Monday, October 13, 2008

Another One Bites the Dust

From today's Tom Taylor email:

Spike at the Mic Spike O’Dell wasn’t kidding about his intention to leave the plum job of waking up Chicago, on Tribune’s WGN (720). For the first time, he confirmed to listeners last Friday morning that he’ll be leaving the second week of December. He said – rightly – that his decision not to renew his deal was the “worst-kept secret” in town, but the 55-year-old really truly is walking away from a big salary and big ratings. He wants to retire while he’s still “young enough and healthy enough” to enjoy the next stage of his life, and he’s financially able to do it. His departure ends an eight-year tenure as the morning host at ’GN, but an overall 21 years there.

When Sharon and I first motored from Hartford, CT to our new home in Fairfield, IA, naturally I was listening to the radio for every turn of the tires - that was long enough ago to hear real, live, local radio and rich regional differences from village to town, with its concomitant variations in quality, most of it, er, charming - I came upon "KICK 104" in Davenport, IA, and a guy who jumped off the dial. He was folksy but professional, chatting comfortably about last night's charity dinner where he was a celebrity waiter, and with listeners about the highlights of their lives. And what a voice! "Holy shit," I exclaimed (inwardly, so as not to alarm the Mrs.); "what's this guy doing in Davenport, IA?"

It turns out what he was doing in Davenport, IA was owning part of the station he worked for; that's how they could afford to keep him.
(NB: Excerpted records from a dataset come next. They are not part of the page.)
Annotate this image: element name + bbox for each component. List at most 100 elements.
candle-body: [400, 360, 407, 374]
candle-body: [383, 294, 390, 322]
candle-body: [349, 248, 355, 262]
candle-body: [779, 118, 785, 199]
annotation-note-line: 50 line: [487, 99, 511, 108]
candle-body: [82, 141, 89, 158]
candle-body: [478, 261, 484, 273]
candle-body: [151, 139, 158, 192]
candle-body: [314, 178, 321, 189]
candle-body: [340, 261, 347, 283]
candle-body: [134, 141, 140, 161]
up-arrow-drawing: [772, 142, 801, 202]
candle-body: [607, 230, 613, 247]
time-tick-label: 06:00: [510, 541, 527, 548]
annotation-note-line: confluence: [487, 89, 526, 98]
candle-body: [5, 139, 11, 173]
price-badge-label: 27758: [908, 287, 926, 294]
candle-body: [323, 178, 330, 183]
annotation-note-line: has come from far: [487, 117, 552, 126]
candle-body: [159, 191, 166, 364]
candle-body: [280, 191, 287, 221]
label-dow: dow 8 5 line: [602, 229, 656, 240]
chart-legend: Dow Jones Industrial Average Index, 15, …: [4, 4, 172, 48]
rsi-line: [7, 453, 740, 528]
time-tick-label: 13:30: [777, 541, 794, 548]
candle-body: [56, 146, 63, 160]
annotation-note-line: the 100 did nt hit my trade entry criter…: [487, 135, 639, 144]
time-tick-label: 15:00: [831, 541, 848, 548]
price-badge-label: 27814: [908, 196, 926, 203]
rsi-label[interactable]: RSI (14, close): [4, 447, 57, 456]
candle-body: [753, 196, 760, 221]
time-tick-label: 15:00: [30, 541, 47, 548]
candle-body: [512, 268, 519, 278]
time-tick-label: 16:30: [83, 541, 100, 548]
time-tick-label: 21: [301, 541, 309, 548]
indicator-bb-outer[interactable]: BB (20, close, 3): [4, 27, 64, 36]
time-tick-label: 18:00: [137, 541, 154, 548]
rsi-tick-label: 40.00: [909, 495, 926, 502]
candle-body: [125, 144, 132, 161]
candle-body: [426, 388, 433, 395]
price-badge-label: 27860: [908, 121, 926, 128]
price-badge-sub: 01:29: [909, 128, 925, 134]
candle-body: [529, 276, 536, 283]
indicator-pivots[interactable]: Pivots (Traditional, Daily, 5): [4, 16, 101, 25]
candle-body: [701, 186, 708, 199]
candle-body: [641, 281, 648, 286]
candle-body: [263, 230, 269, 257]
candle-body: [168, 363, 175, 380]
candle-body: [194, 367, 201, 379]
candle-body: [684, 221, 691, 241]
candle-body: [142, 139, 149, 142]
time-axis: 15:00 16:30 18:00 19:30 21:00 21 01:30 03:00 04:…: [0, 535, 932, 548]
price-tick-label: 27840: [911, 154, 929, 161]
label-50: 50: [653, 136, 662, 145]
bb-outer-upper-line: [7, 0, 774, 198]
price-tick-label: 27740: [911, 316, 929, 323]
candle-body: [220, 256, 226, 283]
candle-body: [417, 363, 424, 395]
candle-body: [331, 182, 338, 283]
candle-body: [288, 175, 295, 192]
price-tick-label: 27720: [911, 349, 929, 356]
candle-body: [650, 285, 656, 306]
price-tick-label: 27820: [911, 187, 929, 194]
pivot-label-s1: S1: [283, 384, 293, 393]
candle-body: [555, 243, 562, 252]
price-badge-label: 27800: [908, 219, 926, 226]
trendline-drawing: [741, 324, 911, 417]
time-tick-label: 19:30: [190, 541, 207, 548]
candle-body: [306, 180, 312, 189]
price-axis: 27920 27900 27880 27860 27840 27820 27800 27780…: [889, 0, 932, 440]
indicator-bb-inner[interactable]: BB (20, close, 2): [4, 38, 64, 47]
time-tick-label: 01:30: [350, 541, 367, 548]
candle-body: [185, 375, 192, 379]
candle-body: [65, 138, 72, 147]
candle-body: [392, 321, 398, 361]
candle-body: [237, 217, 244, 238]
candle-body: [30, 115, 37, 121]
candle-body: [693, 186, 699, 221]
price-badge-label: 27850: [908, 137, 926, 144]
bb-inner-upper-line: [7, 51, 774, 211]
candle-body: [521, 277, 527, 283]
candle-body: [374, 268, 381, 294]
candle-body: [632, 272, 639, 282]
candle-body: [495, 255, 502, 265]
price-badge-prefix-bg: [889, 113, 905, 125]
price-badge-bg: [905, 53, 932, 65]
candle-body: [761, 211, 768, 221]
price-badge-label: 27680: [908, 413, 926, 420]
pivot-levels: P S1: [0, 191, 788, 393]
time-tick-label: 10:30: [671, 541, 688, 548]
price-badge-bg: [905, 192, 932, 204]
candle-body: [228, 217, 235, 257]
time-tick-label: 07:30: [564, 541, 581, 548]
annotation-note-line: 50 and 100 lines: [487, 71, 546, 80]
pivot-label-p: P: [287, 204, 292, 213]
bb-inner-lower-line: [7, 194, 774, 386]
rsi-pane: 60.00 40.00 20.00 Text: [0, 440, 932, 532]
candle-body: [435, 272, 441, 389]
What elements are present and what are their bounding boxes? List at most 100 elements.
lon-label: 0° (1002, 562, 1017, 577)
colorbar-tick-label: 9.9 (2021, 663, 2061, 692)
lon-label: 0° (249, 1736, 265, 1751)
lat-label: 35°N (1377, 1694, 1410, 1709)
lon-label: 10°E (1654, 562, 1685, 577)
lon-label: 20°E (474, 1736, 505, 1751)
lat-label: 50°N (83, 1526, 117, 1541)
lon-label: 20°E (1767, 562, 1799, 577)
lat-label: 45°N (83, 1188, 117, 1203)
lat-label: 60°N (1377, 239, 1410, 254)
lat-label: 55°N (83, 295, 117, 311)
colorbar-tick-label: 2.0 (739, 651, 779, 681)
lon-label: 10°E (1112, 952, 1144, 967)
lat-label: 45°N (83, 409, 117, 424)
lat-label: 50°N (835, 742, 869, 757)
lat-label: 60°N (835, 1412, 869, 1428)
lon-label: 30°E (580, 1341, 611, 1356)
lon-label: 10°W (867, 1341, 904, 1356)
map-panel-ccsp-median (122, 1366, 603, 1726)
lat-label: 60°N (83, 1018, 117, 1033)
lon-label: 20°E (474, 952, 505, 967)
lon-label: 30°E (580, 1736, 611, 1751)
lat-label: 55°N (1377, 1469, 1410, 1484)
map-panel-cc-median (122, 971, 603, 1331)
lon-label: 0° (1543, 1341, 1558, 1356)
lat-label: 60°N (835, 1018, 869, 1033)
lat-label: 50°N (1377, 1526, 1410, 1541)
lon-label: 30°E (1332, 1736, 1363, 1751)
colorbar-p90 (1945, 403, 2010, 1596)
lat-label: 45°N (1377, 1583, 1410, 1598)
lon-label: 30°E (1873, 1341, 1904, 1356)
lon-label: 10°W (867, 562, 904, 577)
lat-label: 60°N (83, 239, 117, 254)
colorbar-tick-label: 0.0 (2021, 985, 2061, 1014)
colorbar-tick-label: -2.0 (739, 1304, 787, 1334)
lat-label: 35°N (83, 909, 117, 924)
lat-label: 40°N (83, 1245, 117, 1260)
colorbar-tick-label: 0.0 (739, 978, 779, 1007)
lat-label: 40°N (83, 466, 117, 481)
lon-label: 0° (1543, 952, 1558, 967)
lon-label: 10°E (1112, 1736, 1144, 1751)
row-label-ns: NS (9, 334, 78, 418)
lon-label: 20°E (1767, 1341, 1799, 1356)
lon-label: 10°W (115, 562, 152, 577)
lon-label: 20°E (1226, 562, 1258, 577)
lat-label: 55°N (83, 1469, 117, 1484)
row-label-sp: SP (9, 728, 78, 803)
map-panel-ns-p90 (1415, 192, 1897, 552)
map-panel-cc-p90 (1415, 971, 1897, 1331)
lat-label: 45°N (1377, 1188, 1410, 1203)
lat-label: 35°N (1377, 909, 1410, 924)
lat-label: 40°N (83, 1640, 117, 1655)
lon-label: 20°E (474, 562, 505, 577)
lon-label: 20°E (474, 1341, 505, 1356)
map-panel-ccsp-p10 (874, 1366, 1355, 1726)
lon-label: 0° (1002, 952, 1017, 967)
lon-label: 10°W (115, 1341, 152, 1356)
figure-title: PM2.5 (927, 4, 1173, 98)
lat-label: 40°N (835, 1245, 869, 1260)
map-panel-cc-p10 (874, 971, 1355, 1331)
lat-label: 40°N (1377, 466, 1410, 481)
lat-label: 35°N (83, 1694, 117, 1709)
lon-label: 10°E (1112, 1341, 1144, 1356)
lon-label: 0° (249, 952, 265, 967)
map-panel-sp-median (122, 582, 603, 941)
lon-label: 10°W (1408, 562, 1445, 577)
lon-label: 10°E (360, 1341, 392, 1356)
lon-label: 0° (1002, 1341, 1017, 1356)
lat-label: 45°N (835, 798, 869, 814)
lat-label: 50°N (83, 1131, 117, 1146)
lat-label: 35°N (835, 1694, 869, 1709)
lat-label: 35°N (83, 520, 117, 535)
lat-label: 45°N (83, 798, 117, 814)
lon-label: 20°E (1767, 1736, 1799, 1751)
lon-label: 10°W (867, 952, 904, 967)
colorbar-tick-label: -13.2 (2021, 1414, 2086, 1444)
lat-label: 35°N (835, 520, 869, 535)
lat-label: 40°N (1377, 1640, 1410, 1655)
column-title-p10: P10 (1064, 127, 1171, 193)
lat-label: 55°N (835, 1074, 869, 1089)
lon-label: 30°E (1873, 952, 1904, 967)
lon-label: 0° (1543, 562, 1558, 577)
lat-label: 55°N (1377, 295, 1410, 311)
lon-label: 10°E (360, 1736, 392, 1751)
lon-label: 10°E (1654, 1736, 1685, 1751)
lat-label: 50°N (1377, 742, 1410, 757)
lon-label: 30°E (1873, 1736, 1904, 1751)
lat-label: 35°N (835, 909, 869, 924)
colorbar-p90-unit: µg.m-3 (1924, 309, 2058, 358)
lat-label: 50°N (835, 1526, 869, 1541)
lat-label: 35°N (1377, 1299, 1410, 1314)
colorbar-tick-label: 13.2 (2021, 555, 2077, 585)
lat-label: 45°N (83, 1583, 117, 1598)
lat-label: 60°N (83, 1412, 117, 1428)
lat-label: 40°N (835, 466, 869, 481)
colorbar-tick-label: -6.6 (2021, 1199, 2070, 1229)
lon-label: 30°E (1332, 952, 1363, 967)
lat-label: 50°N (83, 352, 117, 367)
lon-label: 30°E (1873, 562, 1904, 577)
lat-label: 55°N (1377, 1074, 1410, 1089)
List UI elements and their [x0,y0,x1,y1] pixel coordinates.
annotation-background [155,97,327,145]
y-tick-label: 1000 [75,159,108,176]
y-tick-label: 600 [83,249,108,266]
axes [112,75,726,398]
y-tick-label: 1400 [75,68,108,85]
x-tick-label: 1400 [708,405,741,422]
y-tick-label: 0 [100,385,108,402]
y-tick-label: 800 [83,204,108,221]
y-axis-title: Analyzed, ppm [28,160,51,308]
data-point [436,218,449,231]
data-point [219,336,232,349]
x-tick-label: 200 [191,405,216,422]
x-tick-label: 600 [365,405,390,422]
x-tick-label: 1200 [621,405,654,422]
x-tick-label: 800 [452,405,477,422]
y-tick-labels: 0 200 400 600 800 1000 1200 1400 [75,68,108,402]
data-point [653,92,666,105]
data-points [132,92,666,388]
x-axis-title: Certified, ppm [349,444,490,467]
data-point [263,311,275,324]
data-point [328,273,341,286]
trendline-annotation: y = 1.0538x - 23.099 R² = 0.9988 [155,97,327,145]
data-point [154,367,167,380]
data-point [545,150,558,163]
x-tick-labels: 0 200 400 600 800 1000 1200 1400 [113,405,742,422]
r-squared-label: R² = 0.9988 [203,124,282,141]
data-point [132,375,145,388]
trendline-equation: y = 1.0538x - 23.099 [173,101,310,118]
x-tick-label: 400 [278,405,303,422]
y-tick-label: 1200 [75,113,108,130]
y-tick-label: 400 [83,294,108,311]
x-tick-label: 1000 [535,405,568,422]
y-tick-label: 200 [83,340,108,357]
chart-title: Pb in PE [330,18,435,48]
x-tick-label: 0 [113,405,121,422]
But soon he was headed to the bright tower lights of WGN anyway, and it was obvious he was heir apparent to the venerable Wally Phillips. (No keys exist on the keyboard that accurately render Mr. Phillips's own pronunciation of his name, BTW - suffice it to say that his success was all the more remarkable, having a pronounced Brokawish speech impediment, a name with four "L"s and call letters beginning with "W." Oh, and before WGN he was at a Chicago station that threw another "L" at him for good measure).

Anyway, the prophesy was fulfilled: Mr. O’Dell entertained Chicago for two decades ... and now he is leaving us. He has had an enviable career, as much for what he didn't do:

  • He didn't get downsized on any of the industry's myriad Black Fridays.
  • He didn't get fined by the FCC.
  • He didn't get arrested.
  • He didn't start rumors he wouldn't renew any of his contracts, thus stirring up the infamous Industry Buzz and starting a bidding war.
  • He didn't syndicate his show, thus losing the essential local quality that made him so great.

Instead, Mr. O’Dell did what good broadcasters do: he got up (very early) every morning and did good (make that great) radio. 

I wish him well in his next stage, but I mourn our loss.

And thanks, Spike, for proving to this big-city-radio kid - for the first time but certainly not the last - that good, and sometimes great, radio happens in smaller markets, too.